In the opening mission, Cahal’s wife gets fridged by an evil Black Spiral Dancer werewolf, causing him to enter a frenzy and lose control of himself. During this frenzy, Cahal accidentally kills his ally, a non-speaking character named Rafiq. Rafiq is never seen out of wolf form, and never says anything of consequence. Cahal’s wife (whose name I can’t even remember now) doesn’t do much either. The deaths of these characters are supposed to be traumatic for Cahal because after he escapes, he runs away from his pack (and teenage daughter) for five years. (This is a very weird turn because werewolves frenzy ALL THE TIME in the Werewolf: The Apocalypse tabletop game.)

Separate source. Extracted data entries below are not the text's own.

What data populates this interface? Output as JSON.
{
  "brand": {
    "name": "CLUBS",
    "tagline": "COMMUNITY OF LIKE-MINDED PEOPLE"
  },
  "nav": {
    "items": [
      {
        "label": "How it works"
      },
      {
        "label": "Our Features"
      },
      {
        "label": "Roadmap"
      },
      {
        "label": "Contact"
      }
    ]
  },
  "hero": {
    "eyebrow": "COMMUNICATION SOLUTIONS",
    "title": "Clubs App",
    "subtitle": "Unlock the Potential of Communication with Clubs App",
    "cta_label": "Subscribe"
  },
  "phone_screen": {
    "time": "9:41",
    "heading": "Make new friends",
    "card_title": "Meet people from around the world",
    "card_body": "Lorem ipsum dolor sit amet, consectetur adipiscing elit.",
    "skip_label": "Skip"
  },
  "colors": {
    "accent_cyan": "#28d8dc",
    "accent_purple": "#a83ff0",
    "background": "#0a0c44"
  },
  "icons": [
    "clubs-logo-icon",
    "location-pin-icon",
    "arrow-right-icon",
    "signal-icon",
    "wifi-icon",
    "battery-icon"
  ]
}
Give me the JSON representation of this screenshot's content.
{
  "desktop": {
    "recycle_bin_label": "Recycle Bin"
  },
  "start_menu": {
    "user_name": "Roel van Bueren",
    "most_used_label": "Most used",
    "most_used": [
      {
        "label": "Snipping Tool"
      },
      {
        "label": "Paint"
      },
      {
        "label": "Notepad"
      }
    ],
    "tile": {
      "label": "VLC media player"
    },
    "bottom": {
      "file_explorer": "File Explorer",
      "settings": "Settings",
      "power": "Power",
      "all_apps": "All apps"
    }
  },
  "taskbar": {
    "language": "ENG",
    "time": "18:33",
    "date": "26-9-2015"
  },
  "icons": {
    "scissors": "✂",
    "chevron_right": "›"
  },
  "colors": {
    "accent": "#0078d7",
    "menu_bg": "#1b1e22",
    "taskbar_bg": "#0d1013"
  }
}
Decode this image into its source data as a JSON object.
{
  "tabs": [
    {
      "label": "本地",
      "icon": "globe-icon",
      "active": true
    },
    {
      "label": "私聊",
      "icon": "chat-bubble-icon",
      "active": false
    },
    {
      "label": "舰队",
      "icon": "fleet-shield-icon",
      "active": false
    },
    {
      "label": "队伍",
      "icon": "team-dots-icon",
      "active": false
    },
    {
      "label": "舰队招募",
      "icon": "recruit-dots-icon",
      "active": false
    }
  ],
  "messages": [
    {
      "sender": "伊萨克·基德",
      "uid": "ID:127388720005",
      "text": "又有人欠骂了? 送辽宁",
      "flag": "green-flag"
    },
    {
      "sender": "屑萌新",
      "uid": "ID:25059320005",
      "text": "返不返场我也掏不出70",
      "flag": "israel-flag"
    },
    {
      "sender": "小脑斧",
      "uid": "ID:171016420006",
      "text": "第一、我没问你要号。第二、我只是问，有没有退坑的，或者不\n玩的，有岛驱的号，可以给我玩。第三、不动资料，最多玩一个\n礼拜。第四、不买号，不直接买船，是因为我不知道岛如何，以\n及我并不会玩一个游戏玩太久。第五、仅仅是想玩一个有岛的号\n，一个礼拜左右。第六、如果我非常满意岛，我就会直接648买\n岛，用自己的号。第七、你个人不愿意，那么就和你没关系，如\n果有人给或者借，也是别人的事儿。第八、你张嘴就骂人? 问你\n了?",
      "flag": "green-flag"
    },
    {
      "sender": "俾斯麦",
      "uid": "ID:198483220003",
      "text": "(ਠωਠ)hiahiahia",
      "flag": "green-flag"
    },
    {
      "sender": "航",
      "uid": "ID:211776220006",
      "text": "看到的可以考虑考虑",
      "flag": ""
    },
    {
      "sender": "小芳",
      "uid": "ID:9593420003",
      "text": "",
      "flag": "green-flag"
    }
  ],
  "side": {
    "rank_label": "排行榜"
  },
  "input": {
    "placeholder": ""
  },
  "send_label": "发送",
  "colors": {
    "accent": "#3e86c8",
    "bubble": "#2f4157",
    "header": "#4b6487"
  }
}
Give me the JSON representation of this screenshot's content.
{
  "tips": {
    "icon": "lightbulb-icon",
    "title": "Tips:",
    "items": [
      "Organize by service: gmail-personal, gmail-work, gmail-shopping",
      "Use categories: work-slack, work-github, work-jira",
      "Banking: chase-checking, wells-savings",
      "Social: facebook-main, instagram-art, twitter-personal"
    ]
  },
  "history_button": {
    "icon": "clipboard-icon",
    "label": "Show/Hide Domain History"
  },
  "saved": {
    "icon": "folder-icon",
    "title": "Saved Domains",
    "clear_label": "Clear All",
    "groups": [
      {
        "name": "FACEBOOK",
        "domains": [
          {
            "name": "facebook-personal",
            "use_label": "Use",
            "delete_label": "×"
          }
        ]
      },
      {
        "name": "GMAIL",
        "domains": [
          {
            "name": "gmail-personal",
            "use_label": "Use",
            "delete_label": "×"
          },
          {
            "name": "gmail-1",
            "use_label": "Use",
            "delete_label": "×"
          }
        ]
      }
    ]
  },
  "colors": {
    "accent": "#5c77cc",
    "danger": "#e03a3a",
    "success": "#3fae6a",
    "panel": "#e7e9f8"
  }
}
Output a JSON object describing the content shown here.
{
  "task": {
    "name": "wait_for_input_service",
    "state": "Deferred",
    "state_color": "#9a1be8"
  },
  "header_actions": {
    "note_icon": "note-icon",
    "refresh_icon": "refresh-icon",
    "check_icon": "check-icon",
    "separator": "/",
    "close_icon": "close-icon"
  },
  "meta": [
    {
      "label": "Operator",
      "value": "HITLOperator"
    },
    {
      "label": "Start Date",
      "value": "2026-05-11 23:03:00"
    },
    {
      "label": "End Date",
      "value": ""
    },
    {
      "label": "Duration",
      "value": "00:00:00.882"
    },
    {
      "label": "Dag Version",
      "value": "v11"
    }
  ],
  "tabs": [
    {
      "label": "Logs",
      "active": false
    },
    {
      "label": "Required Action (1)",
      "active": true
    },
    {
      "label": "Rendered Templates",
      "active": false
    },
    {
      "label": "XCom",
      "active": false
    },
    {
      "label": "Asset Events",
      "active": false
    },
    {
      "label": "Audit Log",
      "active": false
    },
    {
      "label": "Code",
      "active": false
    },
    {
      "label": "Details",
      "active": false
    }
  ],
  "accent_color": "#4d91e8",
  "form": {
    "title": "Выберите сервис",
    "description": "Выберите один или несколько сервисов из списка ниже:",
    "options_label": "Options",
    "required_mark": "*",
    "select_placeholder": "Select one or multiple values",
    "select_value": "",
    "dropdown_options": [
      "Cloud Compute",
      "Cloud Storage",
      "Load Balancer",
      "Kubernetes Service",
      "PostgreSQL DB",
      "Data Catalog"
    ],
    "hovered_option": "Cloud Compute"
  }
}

The game picks back up during a mercenary mission where Cahal realizes his old friends are about to be attacked. He shows up and his daughter’s a little cranky but everyone else welcomes him with open arms. Why even have him leave if there are no meaningful narrative consequences? I wasn’t expecting golden age Bioware levels of writing for a AA indie, but I also didn’t expect a script written on a cocktail napkin.
It’s clear that the writers weren’t fans of the tabletop game. The world is so rich with conflict and pathos, but the game has none of that. There’s so much unmined narrative conflict in this game setting, such as the utilitarian conflict of eco-terrorism or the struggle between different tribes of werewolves. Five hours into the game and I still don’t know what tribe Cahal or his ally Rodko belong to. They could’ve addressed the doomed romances between werewolves (which is considered incest in Garou society). They touched on Wyrm corruption, and how werewolves can fall prey to it, but despite Cahal falling into a Death Rage frenzy early in the game, it never comes up again.
The environmental storytelling is wonky as hell. Cahal’s werewolf headquarters (called a “caern” in-game) is a five-second in-game walk from Endron’s training facility. I know the werewolf HQ is supposed to be under constant siege, but come on. It takes me longer to walk to my corner bodega than it does to the training center of this evil corporation. These guys could throw hand grenades at each other from their front yards. I’m not asking for a giant open world - but I’d rather instance into the mission area than take a five-second stroll into it from my home base.
A few years back, Paradox purchased the World of Darkness IP from CCP, and since then we’ve seen a flood of WoD-related content announced and released. It was Paradox’s ”biggest investment ever” and has been troubled since the start. With Bloodlines 2’s development seemingly in crisis and Earthblood’s disappointing mediocrity, I worry about the fate of these great IPs. Some of the best gaming memories of my life feature the World of Darkness, and it’s disappointing to see them mangled in this way.